I read the Ribe Viking Centre's From Flax to Linen Report, found here http://ribevc.net.dynamicweb.dk/Files/Filer/Forskningsrapporter/Flaxreport.pdf. The descriptions of Viking-age spindles and whorls was interesting, as were the many measurements they took of experiments and the inferences the researchers made. For example, one-seventh of a flax field should be allowed to mature and set seed in order to replant the same size field the next year.
The report contained some parts of flax processing I had not read about before, such as flax dried in shallow pits lined with heated stones before breaking. In experiments, flax dried in a pit was much more thoroughly broken by a flax break than flax dried in the sun.

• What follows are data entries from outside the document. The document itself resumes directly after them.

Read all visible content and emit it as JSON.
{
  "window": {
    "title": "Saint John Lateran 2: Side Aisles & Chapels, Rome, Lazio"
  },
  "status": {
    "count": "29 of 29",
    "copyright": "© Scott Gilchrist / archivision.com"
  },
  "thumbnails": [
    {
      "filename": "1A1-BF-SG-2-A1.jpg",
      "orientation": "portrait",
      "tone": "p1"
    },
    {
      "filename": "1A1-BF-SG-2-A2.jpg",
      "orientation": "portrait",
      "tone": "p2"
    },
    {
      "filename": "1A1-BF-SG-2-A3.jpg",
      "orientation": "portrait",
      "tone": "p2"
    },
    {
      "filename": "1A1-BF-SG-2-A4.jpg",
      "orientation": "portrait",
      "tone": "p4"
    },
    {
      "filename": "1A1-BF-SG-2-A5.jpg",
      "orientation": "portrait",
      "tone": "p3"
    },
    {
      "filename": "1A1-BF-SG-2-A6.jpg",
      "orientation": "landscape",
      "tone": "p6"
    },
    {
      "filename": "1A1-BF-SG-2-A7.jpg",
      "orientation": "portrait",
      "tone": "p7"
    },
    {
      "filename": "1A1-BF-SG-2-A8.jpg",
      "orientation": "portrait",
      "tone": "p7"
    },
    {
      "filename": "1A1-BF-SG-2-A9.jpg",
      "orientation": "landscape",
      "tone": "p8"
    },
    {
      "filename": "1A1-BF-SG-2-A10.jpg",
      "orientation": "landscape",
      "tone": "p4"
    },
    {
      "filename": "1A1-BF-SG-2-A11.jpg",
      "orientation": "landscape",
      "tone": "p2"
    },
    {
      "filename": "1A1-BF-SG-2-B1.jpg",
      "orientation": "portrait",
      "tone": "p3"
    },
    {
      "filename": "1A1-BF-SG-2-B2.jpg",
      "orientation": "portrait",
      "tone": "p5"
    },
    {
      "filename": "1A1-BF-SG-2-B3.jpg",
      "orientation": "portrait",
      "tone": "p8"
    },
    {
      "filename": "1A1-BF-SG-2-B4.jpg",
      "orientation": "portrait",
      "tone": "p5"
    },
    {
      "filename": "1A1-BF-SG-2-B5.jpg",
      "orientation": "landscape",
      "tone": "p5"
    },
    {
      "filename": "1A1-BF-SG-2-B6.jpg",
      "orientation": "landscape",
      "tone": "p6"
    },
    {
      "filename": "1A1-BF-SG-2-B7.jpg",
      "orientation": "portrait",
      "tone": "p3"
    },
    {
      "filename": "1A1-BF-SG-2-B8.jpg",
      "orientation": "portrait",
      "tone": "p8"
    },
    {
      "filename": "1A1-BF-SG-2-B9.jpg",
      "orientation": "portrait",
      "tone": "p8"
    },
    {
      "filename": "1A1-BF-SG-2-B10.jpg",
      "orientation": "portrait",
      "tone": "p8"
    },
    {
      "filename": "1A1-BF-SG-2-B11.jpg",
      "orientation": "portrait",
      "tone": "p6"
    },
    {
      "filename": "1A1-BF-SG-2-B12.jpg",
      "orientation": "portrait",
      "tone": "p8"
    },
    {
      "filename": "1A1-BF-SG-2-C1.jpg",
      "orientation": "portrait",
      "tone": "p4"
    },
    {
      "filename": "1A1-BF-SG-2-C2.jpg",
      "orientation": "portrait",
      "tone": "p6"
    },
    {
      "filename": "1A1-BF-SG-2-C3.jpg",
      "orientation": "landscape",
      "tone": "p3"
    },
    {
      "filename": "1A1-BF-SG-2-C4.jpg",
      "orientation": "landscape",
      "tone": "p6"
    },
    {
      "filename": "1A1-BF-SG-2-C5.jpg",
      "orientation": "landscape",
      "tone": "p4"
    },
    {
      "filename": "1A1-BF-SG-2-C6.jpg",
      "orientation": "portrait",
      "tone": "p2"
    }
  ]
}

I enjoyed the stories in the report about tourist reactions, for example their fascination with the flax field in bloom, and how "interested tourists distracted the scutcher to the point of negligence." You can tell reading the report how often the need for workers to interpret the process for visitors conflicted with the need of the experimenters to take measurements, especially for timed tasks.
If you do nothing else, go to page 59 and look in figure 39 at the beautiful golden line flax dressed on the distaff. As the report says, the flax "looks remarkably like a blond wig on a broom handle." Figure 42 on page 61 is also amazing, though the camera doesn't catch the same sheen on the fibre as in figure 39.

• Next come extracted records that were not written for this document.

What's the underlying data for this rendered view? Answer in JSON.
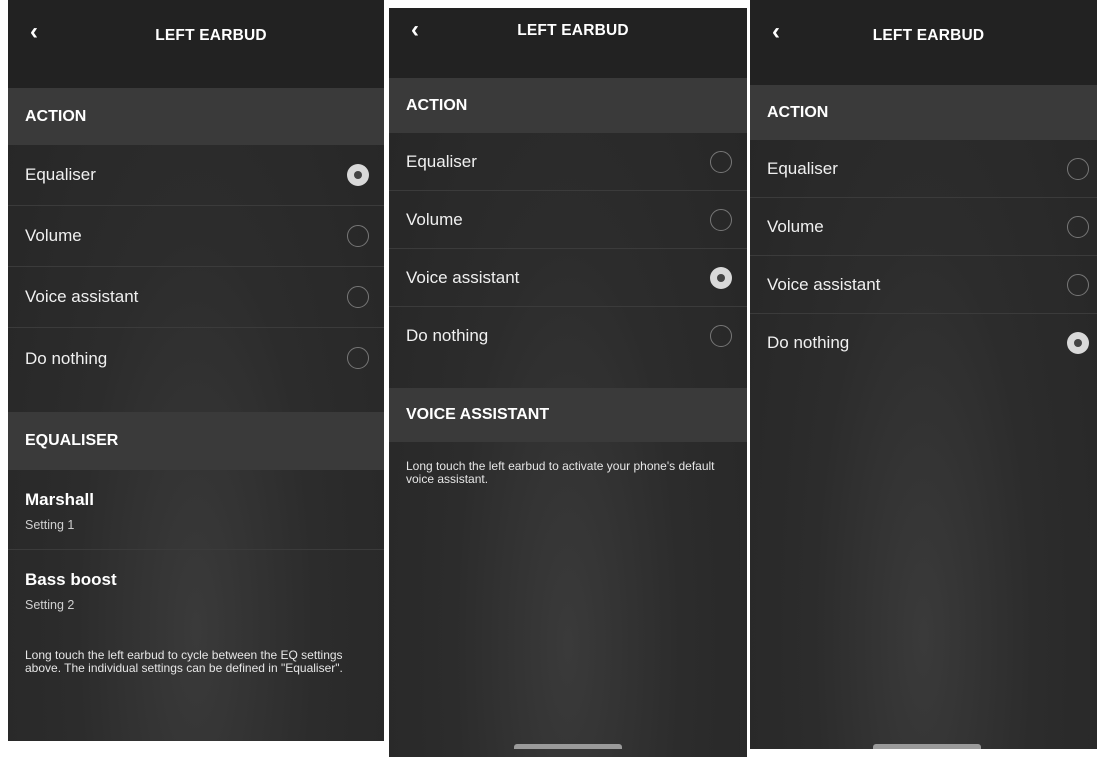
{
  "screens": [
    {
      "header": {
        "title": "LEFT EARBUD",
        "back_icon": "chevron-left-icon"
      },
      "action_section": {
        "title": "ACTION"
      },
      "options": [
        {
          "label": "Equaliser",
          "selected": true
        },
        {
          "label": "Volume",
          "selected": false
        },
        {
          "label": "Voice assistant",
          "selected": false
        },
        {
          "label": "Do nothing",
          "selected": false
        }
      ],
      "detail_section": {
        "title": "EQUALISER"
      },
      "eq_settings": [
        {
          "name": "Marshall",
          "subtitle": "Setting 1"
        },
        {
          "name": "Bass boost",
          "subtitle": "Setting 2"
        }
      ],
      "note": "Long touch the left earbud to cycle between the EQ settings above. The individual settings can be defined in \"Equaliser\"."
    },
    {
      "header": {
        "title": "LEFT EARBUD",
        "back_icon": "chevron-left-icon"
      },
      "action_section": {
        "title": "ACTION"
      },
      "options": [
        {
          "label": "Equaliser",
          "selected": false
        },
        {
          "label": "Volume",
          "selected": false
        },
        {
          "label": "Voice assistant",
          "selected": true
        },
        {
          "label": "Do nothing",
          "selected": false
        }
      ],
      "detail_section": {
        "title": "VOICE ASSISTANT"
      },
      "note": "Long touch the left earbud to activate your phone's default voice assistant."
    },
    {
      "header": {
        "title": "LEFT EARBUD",
        "back_icon": "chevron-left-icon"
      },
      "action_section": {
        "title": "ACTION"
      },
      "options": [
        {
          "label": "Equaliser",
          "selected": false
        },
        {
          "label": "Volume",
          "selected": false
        },
        {
          "label": "Voice assistant",
          "selected": false
        },
        {
          "label": "Do nothing",
          "selected": true
        }
      ]
    }
  ],
  "colors": {
    "background": "#2c2c2c",
    "header": "#222222",
    "section": "#3a3a3a",
    "radio_on": "#d9d9d9"
  }
}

On page 66, there is a diagram of a warp-weighted loom. I cannot reconcile the closeup view of the cloth where it is sewn to the cloth beam with what I've read previously about this type of loom. There doesn't seem to be any sort of band woven in advance off the loom to create a top selvedge and give something besides individual warp threads to sew onto the cloth beam. Does not make sense the way it is depicted. Unless I missed something, the text says nothing about the manner in which the warp is attached to the cloth beam, merely that it is attached by sewing.